7.1 Most common mistakes made by beginners
[Can you tell me some of the most common mistakes beginners make?]
Editor--A summary of several posts--
1 Getting in too big of a hurry. Barbecue takes time and
patience. You can't rush it. Figure 1 to 1 1/2 hours per pound for most meats. If you're
tending a wood-burning smoker, figure on adding fuel every 30-45 minutes.
2 It helps to be a semi-good cook in the kitchen before you
get into barbecue. If you can't boil water, let someone else do the barbecuing. I'll bet
that almost all the old hats here on the BBQ List were pretty decent cooks in the kitchen
before they learned to grill and barbecue.
3 Opening the lid to peek too often. This lets out the heat
and the smoker will be below temperature. Open the lid only when necessary to mop or move
or turn the meat. The meat's not going anywhere, so you don't need to keep checking up on
4 Trying to do a brisket or spare ribs the first time you
use your smoker. Start off on the road to "Perfect Q" with the simplest meat to
smoke--a whole chicken or a pork picnic roast. They're cheap and hard to ruin. Don't fill
up the smoker with meat until you've had some successes. Start with just one item.
5 Using lighter fluid to start your charcoal briquettes.
This can give you some really awful odors and tastes in your smoked meat. Use a chimney
starter for charcoal. If you must use a charcoal lighter fluid, let the coals burn for at
least 30 minutes before you put on the meat.

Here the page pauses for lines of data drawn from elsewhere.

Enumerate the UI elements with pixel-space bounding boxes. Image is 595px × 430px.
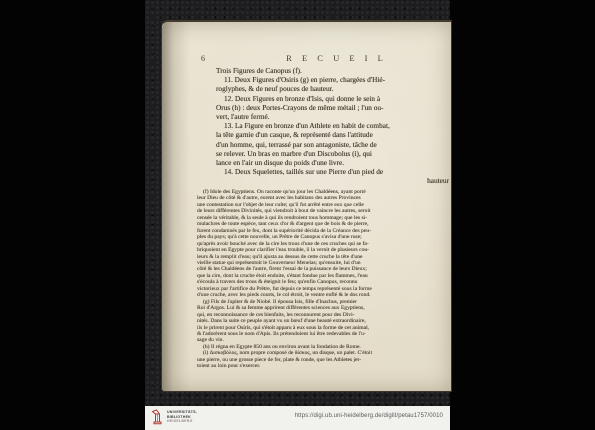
university-library-logo-icon	[151, 409, 164, 425]
catchword: hauteur	[216, 176, 449, 185]
body-text: Trois Figures de Canopus (f). 11. Deux F…	[216, 66, 449, 186]
book-cover: 6 R E C U E I L Trois Figures de Canopus…	[145, 0, 450, 406]
logo-text: UNIVERSITÄTS- BIBLIOTHEK HEIDELBERG	[167, 410, 197, 423]
paragraph-intro: Trois Figures de Canopus (f).	[216, 66, 449, 75]
running-title: R E C U E I L	[232, 53, 441, 63]
footnotes-block: (f) Idole des Egyptiens. On raconte qu'u…	[197, 189, 450, 370]
footnote-g: (g) Fils de Jupiter & de Niobé. Il épous…	[197, 299, 450, 344]
footer-bar: UNIVERSITÄTS- BIBLIOTHEK HEIDELBERG http…	[145, 406, 450, 430]
screenshot: 6 R E C U E I L Trois Figures de Canopus…	[0, 0, 595, 430]
paragraph-item-14: 14. Deux Squelettes, taillés sur une Pie…	[216, 167, 449, 176]
ub-heidelberg-logo: UNIVERSITÄTS- BIBLIOTHEK HEIDELBERG	[151, 409, 197, 425]
paragraph-item-12: 12. Deux Figures en bronze d'Isis, qui d…	[216, 94, 449, 122]
book-page: 6 R E C U E I L Trois Figures de Canopus…	[161, 20, 452, 392]
source-url: https://digi.ub.uni-heidelberg.de/diglit…	[295, 413, 443, 419]
footnote-f: (f) Idole des Egyptiens. On raconte qu'u…	[197, 189, 450, 299]
footnote-i: (i) Δισκοβόλος, nom propre composé de δί…	[197, 350, 450, 369]
paragraph-item-13: 13. La Figure en bronze d'un Athlete en …	[216, 121, 449, 167]
page-number: 6	[201, 54, 205, 63]
logo-line-3: HEIDELBERG	[167, 419, 197, 423]
paragraph-item-11: 11. Deux Figures d'Osiris (g) en pierre,…	[216, 75, 449, 93]
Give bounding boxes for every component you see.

6 In a wood burning smoker, making the fire too big and
closing the inlets and exhaust dampers to control the flame. This is a no no. Open that
exhaust damper all the way. Regulate the oxygen intake with the inlet damper. Be careful
how you close that inlet damper--your fire can smolder and give you some nasty-tasting
smoke. Best advice--keep your fire low and your dampers open. Remember, a bad-smelling
7 Using green wood. You must use seasoned wood to get good
results when you begin barbecuing. The old pros can use a mix of green and seasoned wood,
but beginners should not use the green stuff until they know about fire and temperature
control. Using green wood without knowing what you're doing is the surest way to ruin the
meat. You'll get creosote and that will make bitter meat that cannot be saved.
8 Trying to adjust too many things at once. Don't adjust
everything on the smoker at once. Change one thing, see what happens, then change another.
9 Changing things too much at once. Make small changes to
the smoker. Open or close the intake vent a little bit, not a lot. If you are continually
making big changes, you will continually overshoot the correct temperature point. Your
temperature curve will look like a giant sawtooth. Make the changes in small increments.
10 Putting cold meat into the smoker. This can lead to the
condensation of creosote on the surface of the meat if you don't have a clean-burning
fire. Beginners should allow the meat to warm up on the counter, but for no more than an
hour, before you put it in the smoker. Experienced smokers can put the cold meat directly
into the smoker. Some say this helps smoke penetration.
11 Don't invite the family, the in-laws, and the preacher
and his wife over the first day you get that new smoker. Practice some, get to know your
smoker on a personal basis. Do a pork picnic shoulder, some chickens, then some ribs and
finally when everything's coming together, do a brisket. Then invite the whole gang over
and wow 'em good.
12 Trying to learn to barbecue without reading this FAQ
front to back and subscribing to the Thead BBQ List. Ruin good meat every time.
When you start barbecuing for the first time, keep a log book of exactly
what you're doing and when you did it. This will help later on when you want to make a few
minor changes or repeat something.
I'd also suggest trying to stay with one food type (i.e., chicken, pork
butt, brisket, etc.) until you've got everything pretty much down pat. Also, try to buy
similar weights, so your timing will be the same.
Once you've got all your favorite food types somewhat mastered, go crazy
and experiment with different rubs, mops, sauces, and so on. It's important to have at
least one item that you can pretty much always count on, and that everyone likes. Besides,
you never know when I may be in the neighborhood!